Belief in biblical inerrancy/infallibility almost always leads to a rigid mindset and application. If the Bible cannot contain error, then there must be only one correct way of understanding its teaching. If that is so then that correct way must be deduced, catalogued, and enforced. So we go from a seemingly benign process of cobbling beliefs together that, given adequate time and proper nourishment, led to Des Ford and Glacier View. Glacier View and its sad history happened because Adventist men of goodwill felt or were trapped by the notion that there is only one acceptable way of understanding scripture. Dr. Ford’s Apotelesmatic Principle (AP), which allowed for repeated application and different interpretation of prophecy, could not be considered because the idea evokes too much latitude, too much uncertainty. The AP veered from orthodoxy and the safety of certainty into uncharted murky waters, making church leadership uncomfortable. The church had a settled view of scripture and deviation from that understanding could not be condoned. But why? Because only the established method and resultant interpretation is valid. This is a viewpoint that grows out of the biblical infallibility construct.
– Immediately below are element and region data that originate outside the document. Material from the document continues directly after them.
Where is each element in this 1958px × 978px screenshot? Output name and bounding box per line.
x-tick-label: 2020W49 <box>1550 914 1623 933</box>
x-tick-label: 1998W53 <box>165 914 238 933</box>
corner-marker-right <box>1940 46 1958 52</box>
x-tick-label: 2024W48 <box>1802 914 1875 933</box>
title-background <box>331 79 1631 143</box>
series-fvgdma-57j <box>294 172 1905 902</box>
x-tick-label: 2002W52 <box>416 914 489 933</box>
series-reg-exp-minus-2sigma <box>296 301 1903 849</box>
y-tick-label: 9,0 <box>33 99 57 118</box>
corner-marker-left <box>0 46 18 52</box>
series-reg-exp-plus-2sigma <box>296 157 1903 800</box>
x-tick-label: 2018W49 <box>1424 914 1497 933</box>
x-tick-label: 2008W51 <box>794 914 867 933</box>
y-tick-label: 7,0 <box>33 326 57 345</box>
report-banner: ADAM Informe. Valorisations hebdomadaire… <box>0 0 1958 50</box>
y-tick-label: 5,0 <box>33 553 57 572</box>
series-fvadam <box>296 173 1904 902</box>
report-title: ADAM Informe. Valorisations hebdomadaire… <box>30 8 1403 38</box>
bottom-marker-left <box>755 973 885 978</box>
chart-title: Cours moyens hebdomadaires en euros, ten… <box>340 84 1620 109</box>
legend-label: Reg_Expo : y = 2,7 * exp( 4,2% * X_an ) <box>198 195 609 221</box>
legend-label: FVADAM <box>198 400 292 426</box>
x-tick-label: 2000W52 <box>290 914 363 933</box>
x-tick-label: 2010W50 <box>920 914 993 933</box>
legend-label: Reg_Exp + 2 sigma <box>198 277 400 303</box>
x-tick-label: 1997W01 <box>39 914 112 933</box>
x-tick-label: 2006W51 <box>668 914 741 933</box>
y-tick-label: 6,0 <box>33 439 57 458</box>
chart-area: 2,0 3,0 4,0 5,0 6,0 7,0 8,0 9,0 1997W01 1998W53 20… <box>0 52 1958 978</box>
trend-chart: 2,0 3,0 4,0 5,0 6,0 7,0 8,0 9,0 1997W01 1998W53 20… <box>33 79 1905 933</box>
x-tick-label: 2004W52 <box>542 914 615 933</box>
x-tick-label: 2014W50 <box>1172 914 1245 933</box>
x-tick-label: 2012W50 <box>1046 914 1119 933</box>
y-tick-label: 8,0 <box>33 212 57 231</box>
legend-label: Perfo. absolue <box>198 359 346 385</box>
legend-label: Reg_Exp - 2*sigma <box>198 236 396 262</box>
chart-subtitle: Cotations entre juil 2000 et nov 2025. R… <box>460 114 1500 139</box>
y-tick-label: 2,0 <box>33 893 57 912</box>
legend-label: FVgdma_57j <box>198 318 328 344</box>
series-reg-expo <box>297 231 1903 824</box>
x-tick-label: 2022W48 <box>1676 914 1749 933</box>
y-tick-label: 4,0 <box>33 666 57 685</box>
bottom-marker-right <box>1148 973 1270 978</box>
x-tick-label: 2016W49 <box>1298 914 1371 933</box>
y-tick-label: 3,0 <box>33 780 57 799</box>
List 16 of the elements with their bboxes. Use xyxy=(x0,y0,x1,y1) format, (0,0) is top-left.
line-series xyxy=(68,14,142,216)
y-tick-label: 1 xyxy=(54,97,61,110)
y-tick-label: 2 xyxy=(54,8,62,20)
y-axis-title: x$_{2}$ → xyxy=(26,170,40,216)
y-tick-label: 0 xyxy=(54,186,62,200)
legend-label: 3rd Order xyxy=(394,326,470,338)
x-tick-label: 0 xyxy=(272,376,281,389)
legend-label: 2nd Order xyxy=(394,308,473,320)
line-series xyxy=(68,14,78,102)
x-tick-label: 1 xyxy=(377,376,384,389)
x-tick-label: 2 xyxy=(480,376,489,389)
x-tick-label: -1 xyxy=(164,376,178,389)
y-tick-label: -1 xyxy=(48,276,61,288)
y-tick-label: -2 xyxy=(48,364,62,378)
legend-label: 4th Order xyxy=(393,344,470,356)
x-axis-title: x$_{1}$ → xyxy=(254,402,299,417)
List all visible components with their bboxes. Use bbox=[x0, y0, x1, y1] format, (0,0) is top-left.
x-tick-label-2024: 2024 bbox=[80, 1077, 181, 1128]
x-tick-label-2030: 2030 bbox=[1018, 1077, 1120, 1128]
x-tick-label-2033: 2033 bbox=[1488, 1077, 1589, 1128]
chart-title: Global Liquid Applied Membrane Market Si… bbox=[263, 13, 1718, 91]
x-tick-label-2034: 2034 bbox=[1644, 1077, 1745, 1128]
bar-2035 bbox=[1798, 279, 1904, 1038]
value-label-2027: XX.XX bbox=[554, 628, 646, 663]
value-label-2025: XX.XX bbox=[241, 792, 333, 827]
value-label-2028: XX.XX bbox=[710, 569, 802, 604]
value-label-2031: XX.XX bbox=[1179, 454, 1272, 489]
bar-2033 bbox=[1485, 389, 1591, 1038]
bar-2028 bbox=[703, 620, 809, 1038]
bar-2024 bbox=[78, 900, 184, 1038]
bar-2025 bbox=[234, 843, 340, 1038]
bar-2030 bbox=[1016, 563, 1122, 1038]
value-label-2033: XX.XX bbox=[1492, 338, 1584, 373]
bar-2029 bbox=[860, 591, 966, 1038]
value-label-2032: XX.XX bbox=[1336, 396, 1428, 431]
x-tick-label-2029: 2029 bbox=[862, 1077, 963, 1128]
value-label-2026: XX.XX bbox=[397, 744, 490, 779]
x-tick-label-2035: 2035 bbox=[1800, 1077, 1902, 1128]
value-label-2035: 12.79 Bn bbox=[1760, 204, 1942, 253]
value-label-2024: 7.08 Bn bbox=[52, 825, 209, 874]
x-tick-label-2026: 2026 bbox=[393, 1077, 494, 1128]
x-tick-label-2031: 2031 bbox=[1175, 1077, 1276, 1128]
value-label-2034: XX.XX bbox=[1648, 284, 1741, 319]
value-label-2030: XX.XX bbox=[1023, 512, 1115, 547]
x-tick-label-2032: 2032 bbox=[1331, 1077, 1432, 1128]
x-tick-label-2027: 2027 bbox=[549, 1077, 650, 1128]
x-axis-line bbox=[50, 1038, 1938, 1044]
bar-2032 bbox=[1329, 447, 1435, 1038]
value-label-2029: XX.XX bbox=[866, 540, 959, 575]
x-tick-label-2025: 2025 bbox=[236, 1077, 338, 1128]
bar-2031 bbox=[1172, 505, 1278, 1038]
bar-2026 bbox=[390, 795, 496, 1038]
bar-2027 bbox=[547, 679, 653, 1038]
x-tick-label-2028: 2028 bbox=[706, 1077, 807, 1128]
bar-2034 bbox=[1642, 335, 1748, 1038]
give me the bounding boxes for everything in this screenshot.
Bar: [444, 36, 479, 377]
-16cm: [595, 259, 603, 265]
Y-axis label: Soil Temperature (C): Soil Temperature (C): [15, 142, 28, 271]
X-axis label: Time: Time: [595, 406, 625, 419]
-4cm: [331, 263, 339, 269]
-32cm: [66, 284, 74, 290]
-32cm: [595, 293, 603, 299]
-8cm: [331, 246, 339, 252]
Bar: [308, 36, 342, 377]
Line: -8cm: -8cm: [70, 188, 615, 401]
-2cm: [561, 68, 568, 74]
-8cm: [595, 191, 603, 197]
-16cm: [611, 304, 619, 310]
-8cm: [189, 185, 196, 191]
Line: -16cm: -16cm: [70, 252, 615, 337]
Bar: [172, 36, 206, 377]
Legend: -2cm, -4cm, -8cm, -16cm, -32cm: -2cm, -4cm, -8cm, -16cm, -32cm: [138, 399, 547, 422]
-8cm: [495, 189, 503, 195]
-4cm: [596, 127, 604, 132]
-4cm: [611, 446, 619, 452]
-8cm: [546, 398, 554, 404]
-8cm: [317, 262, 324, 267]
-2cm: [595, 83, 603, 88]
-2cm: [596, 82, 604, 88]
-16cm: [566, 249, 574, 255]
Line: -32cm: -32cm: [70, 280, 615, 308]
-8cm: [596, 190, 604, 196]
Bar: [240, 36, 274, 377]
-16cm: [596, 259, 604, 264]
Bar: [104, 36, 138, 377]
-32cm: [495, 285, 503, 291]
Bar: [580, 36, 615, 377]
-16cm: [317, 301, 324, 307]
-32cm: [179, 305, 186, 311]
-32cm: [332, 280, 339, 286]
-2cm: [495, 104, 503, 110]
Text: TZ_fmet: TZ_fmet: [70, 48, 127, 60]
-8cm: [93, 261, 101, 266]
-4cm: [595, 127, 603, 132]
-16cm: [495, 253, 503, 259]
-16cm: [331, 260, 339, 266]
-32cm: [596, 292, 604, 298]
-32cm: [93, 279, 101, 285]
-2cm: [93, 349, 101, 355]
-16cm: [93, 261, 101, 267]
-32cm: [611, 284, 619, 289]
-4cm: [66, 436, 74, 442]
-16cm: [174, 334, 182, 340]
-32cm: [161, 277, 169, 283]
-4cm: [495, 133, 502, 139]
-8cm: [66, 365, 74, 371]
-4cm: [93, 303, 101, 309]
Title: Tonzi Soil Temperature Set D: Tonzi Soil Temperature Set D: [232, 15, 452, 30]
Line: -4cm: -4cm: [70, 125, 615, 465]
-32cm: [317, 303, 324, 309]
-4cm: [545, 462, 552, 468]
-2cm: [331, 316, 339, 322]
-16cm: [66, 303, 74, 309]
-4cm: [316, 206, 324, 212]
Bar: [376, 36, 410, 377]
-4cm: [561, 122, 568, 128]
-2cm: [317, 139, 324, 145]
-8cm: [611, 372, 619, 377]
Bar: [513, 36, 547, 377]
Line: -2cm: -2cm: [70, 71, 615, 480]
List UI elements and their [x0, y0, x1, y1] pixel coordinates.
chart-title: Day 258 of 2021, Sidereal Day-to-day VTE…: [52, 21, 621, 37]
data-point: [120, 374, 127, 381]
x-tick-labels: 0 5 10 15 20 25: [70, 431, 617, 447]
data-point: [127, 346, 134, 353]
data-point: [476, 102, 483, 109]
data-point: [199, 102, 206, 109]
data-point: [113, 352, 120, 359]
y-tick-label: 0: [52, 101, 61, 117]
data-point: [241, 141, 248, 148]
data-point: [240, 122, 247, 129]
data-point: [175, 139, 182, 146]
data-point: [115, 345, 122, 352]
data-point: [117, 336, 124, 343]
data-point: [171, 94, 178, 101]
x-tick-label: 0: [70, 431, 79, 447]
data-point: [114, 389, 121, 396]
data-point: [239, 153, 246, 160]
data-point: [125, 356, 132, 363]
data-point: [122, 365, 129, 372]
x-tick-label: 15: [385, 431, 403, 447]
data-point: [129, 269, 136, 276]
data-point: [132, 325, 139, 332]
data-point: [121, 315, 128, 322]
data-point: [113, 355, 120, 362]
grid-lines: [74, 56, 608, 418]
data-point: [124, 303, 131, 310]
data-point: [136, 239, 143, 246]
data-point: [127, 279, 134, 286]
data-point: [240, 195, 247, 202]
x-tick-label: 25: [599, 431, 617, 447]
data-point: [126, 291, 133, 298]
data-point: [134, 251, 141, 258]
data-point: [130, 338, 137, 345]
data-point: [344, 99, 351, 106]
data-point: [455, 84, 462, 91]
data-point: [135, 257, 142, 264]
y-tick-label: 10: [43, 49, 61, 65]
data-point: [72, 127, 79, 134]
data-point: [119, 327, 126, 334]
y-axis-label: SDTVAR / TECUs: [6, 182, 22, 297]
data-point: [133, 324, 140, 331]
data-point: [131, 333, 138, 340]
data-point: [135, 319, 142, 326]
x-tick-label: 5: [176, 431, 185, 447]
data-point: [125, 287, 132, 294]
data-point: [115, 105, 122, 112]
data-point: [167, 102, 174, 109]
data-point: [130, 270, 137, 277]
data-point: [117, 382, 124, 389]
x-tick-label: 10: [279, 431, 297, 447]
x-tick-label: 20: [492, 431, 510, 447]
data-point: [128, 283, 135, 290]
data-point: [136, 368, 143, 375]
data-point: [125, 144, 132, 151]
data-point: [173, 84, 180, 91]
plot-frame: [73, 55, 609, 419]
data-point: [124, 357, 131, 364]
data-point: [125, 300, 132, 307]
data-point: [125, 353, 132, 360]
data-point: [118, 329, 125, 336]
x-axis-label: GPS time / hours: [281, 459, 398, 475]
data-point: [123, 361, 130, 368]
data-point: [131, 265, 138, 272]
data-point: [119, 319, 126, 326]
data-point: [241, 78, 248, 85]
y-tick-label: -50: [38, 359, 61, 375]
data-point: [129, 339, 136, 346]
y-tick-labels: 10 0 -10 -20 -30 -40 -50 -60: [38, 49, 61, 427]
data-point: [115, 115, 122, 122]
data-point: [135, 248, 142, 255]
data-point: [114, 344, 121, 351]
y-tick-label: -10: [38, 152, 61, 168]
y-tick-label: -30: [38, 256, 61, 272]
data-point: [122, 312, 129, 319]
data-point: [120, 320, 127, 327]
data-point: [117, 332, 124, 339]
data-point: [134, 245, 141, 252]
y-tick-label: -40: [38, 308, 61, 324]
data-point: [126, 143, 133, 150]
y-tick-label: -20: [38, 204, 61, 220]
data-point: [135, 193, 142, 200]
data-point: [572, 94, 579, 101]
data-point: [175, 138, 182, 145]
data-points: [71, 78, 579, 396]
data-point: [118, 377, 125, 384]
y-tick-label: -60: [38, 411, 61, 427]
Whether as constitutional originalists, or biblical inerrantists who believe that biblical ethics are transferable to future generations in its entirety, fundamentalists generally attempt to freeze time to a perceived golden era where things were perfect – and are not above co-opting the ghosts of the founding fathers or God himself, to their cause. So they find absolute terms like "infallibility" and "inerrancy" irresistible. Still, one wonders if the real reason might not hinge on the perception that absolutes provide cover and example for human behavior. In other words, since the Bible is infallible, when leaders derive doctrines from its pages, those doctrines by extension become infallible. But since we worship God, not his affirmations, shouldn’t God have primacy in all we do and say? That his word contains errors shouldn’t come as a surprise since fallible humans were intermediary co-creators of this word.

 

Matthew Quartey is a transplanted Ghanaian who now lives in and calls the Adventist ghetto of Berrien Springs, Michigan, home.